Somehow, it actually kind of works. Or rather, it doesn't fall apart at the seams at least. To be clear, there's still some problems with the way they cut down the book while making the movie. But they got most of the important stuff in there, added a couple of interesting new bits here and there and managed to make the product as a whole flow properly. Unlike Prisoner of Azkaban, it doesn't feel like they just shoved important/random bits from the book and just rolled with it. 

One thing to note about this iteration, though, is that there's considerably less actual action scenes than in previous installments. That's not to say there's nothing happening; on the contrary, we get to deal with the Ministry of Magic turning into semi-dictators as they try to pretend Lord Voldemort's return never happened. But there technically is a somewhat slower pace than in some previous films. 

Still, when the action does happen (most of it being in the final act), it does work just fine. It's a little frustrating that they cut down the Department of Mysteries battle from the book into about a five-minute skirmish, but they do make up for that by having arguably the best magical duel in the entire film series later on (between Voldemort and Dumbledore), and then extending the "possession" scene, which only took up about half a page in the book. 

There are still indeed problems. As previously stated, the fact that the thing's been trimmed is still noticeable. Harry and Cho's relationship is given so little screen time that one would be forgiven for forgetting often that they were even a thing. The Quidditch subplot is cut out completely. And the fact that the rest of the Professors or the school itself try to work against the scummy Professor Umbridge is not given much time either, which would've made for some good comedy in places. (Snape still gets a pretty hilarious deadpan moment with her, though.) And while David Yates' direction is for the most part pretty stylish, some of his depictions of magical spells are a little confusing; as is having some of Voldemort's Death Eater minions just fly around in smoky mists during the final act, which does not help when one is trying to tell who's who.

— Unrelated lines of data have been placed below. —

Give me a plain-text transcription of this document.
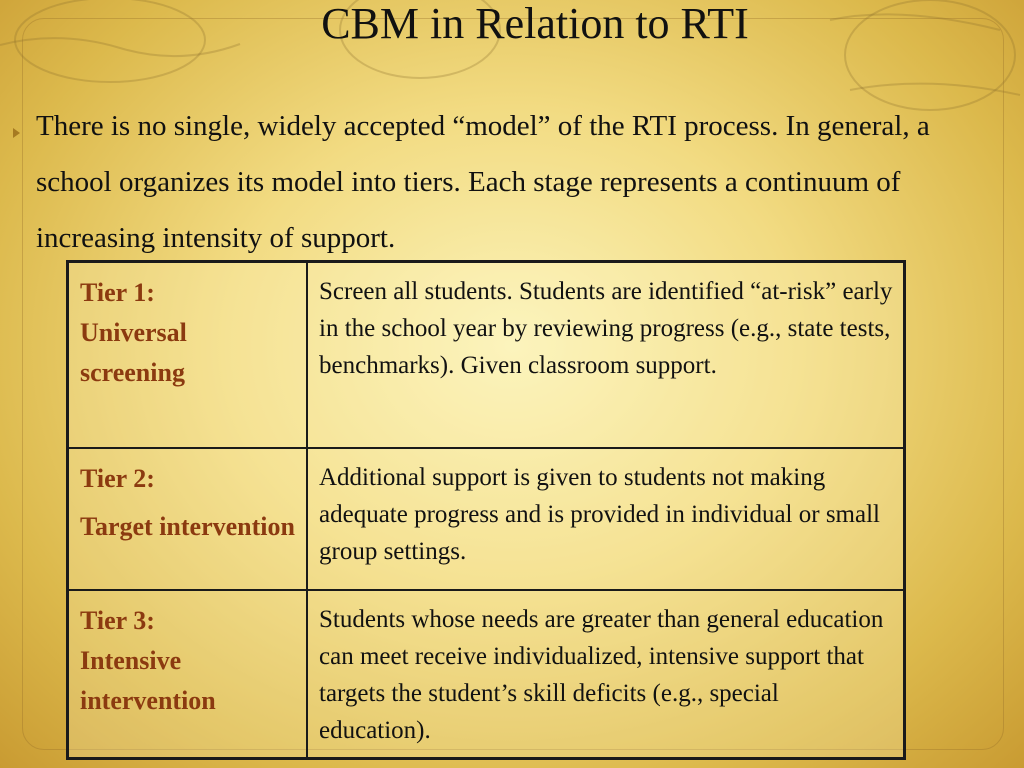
CBM in Relation to RTI
There is no single, widely accepted “model” of the RTI process. In general, a school organizes its model into tiers. Each stage represents a continuum of increasing intensity of support.
Tier 1:
Universal screening	Screen all students. Students are identified “at-risk” early in the school year by reviewing progress (e.g., state tests, benchmarks). Given classroom support.

Tier 2:
Target intervention	Additional support is given to students not making adequate progress and is provided in individual or small group settings.

Tier 3:
Intensive intervention	Students whose needs are greater than general education can meet receive individualized, intensive support that targets the student’s skill deficits (e.g., special education).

Something that does help the film out, though, is some of the new castings. We always get a couple to enjoy each movie, but some of the most "nailed it" ones in the series are introduced here. Evanna Lynch couldn't be a better Luna Lovegood. And Helena Bonham Carter is excellent as well as the more insane Bellatrix. And the usual returning stars do great as well (by this point, I probably don't need to name them all). 

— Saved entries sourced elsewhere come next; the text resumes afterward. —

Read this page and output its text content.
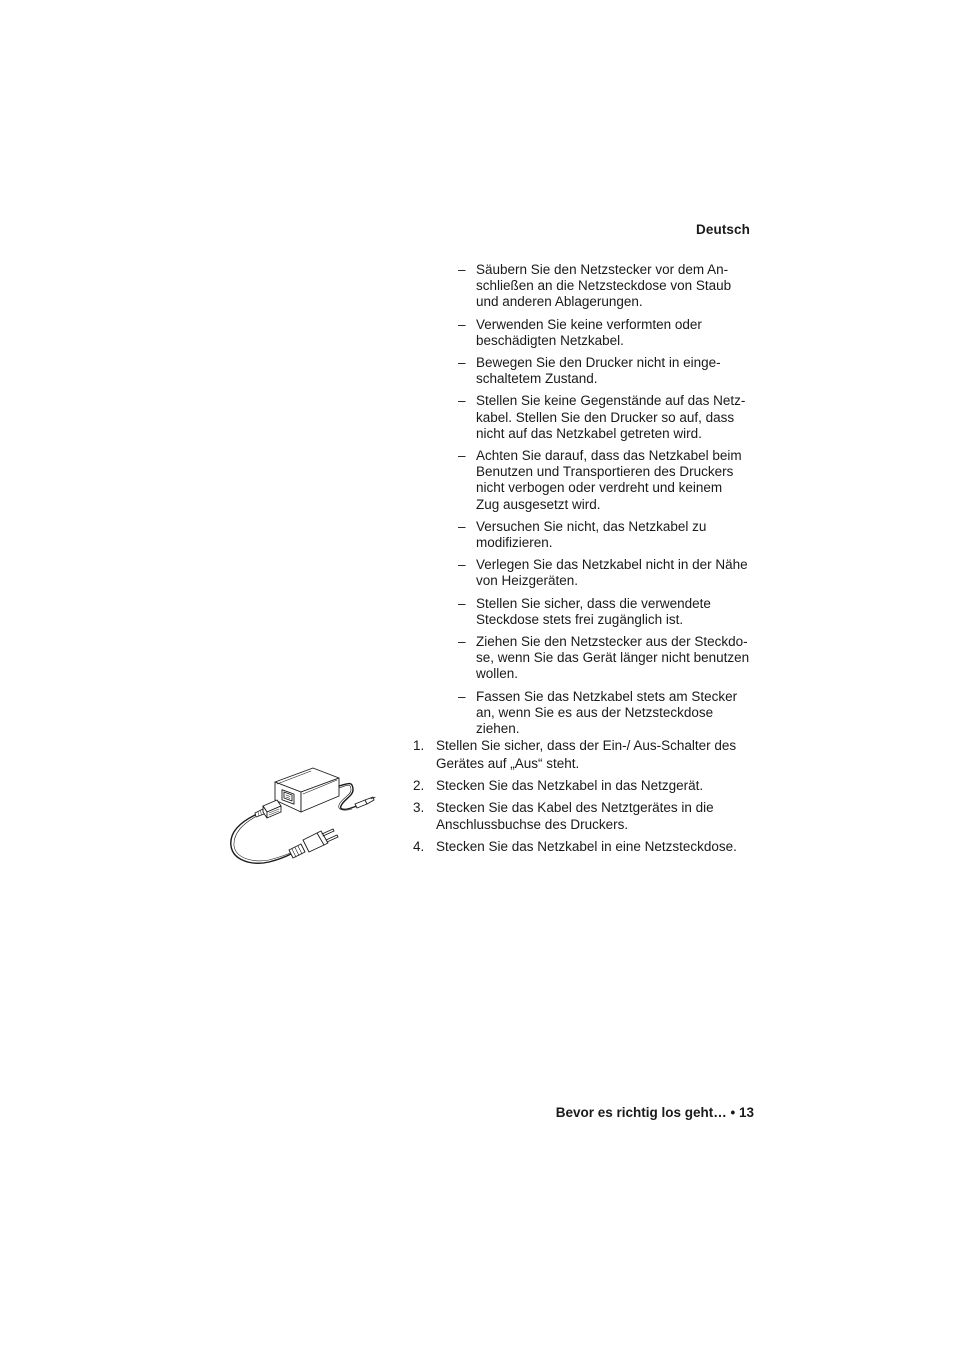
Deutsch
– Säubern Sie den Netzstecker vor dem An-
schließen an die Netzsteckdose von Staub
und anderen Ablagerungen.
– Verwenden Sie keine verformten oder
beschädigten Netzkabel.
– Bewegen Sie den Drucker nicht in einge-
schaltetem Zustand.
– Stellen Sie keine Gegenstände auf das Netz-
kabel. Stellen Sie den Drucker so auf, dass
nicht auf das Netzkabel getreten wird.
– Achten Sie darauf, dass das Netzkabel beim
Benutzen und Transportieren des Druckers
nicht verbogen oder verdreht und keinem
Zug ausgesetzt wird.
– Versuchen Sie nicht, das Netzkabel zu
modifizieren.
– Verlegen Sie das Netzkabel nicht in der Nähe
von Heizgeräten.
– Stellen Sie sicher, dass die verwendete
Steckdose stets frei zugänglich ist.
– Ziehen Sie den Netzstecker aus der Steckdo-
se, wenn Sie das Gerät länger nicht benutzen
wollen.
– Fassen Sie das Netzkabel stets am Stecker
an, wenn Sie es aus der Netzsteckdose
ziehen.
1. Stellen Sie sicher, dass der Ein-/ Aus-Schalter des
Gerätes auf „Aus“ steht.
2. Stecken Sie das Netzkabel in das Netzgerät.
3. Stecken Sie das Kabel des Netztgerätes in die
Anschlussbuchse des Druckers.
4. Stecken Sie das Netzkabel in eine Netzsteckdose.
Bevor es richtig los geht… • 13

Overall, Order of the Phoenix is an enjoyable Harry Potter adaption; even if this version cuts a lot of stuff out. At any rate, it's a lot better than it has any right to be. As previously stated, making the longest book one of the shortest movies just should not work. But it does, and while not many may find the film version of Order of the Phoenix to be one of their favorites, it probably won't show up on their least favorites either.